Making an impact by defining the right mix of ESG strategies

By Pascal Blanqué

Whilst supranational institutions and NGOs have for too long been alone on the front lines of the battle against poverty, corruption, and resource depletion, both companies and the finance sector are now fully aware of the role they have to play in the transition to a more sustainable economy. So-called “megatrends” – demographics, globalisation, the environment, societal evolution – act as disruptive forces and offer growth potential for investors. The motivations of asset owners have evolved; they have become more elaborate, more complex and more meaningful, and now include topics that go beyond the unique consideration of achieving financial performance. Even if performance remains the primary objective, investors now want their portfolios to have an impact on both the environment and society, and want to measure the efficiency of this choice.

The search for Impact

Dealing with issues like climate change, ending child labour, improving work practices, reducing waste, safeguarding water resources – all these will only be properly tackled by changing behaviours over time, and continuing to do so. That means a continuous process of incremental change improving environmental, social and governance (ESG) impact. Whilst responsible investment was limited for a long time to a few pioneering investors, it has now become a major consideration for all long-term investors. There are now many who have realised that ignoring ESG challenges entails running risks for their portfolios. And equally, at the other end, new opportunities for creating return have emerged.

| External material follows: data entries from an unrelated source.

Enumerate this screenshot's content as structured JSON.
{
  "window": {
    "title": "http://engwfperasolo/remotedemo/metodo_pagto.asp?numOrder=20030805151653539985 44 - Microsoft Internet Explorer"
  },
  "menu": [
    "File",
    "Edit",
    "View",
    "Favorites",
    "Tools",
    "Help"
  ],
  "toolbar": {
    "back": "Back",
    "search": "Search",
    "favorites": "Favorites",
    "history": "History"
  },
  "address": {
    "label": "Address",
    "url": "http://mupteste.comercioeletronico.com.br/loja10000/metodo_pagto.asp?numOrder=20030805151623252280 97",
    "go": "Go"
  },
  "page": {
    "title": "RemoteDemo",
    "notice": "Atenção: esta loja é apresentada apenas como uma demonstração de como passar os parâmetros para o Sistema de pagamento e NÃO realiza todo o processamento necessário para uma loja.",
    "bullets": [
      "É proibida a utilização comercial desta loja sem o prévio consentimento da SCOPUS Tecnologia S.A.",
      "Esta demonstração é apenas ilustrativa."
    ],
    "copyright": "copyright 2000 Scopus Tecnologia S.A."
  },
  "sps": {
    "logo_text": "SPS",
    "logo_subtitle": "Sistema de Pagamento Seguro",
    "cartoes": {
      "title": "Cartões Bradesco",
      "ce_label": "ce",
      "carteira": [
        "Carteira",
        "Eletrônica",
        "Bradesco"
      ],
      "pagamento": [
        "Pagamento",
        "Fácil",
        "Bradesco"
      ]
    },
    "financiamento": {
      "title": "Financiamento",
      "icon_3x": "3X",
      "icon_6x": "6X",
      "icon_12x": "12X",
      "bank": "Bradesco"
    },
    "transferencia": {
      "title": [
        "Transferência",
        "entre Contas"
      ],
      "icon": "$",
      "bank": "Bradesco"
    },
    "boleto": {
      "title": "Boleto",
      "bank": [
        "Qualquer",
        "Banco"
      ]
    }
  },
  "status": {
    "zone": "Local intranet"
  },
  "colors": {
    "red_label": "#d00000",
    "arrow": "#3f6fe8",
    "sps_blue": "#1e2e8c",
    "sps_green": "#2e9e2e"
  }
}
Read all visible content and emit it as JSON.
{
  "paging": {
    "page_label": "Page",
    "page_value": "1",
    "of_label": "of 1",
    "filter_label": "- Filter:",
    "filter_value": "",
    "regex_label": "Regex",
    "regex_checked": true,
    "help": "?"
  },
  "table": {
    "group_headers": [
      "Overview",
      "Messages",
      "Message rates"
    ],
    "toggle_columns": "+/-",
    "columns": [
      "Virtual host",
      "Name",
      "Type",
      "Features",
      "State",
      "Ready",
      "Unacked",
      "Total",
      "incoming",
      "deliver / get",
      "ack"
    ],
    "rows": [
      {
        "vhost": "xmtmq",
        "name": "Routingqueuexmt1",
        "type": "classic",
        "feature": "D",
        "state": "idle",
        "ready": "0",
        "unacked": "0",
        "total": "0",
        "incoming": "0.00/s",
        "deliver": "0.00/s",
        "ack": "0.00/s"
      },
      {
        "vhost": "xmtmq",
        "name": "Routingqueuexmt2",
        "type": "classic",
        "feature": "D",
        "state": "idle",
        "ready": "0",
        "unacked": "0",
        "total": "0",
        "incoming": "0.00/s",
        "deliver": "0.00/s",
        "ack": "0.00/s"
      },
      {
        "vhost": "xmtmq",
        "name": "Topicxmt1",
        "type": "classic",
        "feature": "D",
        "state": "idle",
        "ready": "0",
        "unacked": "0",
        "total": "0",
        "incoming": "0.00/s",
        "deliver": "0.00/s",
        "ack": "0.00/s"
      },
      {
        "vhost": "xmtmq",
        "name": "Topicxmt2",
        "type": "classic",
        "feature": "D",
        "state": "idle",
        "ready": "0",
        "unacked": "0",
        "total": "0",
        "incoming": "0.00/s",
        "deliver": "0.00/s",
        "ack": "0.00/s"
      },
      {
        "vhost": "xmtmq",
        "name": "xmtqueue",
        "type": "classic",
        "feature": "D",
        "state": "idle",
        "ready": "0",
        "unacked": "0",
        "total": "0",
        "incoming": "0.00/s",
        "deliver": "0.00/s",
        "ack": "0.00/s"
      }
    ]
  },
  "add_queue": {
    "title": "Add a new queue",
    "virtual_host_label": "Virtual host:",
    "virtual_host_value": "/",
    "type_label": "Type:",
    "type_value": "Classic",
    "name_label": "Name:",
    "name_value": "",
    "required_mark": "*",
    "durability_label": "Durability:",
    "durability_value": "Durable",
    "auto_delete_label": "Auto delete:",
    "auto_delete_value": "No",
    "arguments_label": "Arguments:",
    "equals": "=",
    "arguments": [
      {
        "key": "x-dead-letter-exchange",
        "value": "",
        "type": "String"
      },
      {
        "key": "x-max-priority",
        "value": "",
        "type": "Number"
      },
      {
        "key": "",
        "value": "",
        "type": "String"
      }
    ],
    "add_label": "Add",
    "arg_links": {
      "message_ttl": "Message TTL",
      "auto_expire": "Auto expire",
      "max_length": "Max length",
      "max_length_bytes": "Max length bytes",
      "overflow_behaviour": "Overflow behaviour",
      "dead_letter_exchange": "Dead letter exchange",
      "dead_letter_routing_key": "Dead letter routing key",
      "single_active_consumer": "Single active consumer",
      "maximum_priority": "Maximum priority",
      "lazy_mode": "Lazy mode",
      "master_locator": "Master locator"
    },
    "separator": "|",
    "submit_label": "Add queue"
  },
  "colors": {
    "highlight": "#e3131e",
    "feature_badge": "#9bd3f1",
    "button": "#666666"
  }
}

Impact investing is carried out in many different forms, because the motivations behind it are multifold. The choice of impact investing could stem from a “value” approach, driven by research into social and environmental impact or motivated by ethical or moral considerations; from a “risk” approach, aiming to achieve optimal risk management (reputational, operational, financial or regulatory); from a “return” approach to profit from financial opportunities related to the energy transition for example; or even from a “duty” approach, meaning a management strategy that is in line with the investor’s fiduciary duty, legal obligations or beliefs of the most well-known NGOs.

In order to respond to requests related to these four “drivers”, which can be combined and interconnected in many ways, asset managers must provide a selection of financial and operational solutions, that can in the same way, be combined to varying degrees. Thus, if delivering performance remains the asset manager’s primary objective, its role also increasingly involves accompanying asset owners in the development of their impact strategy.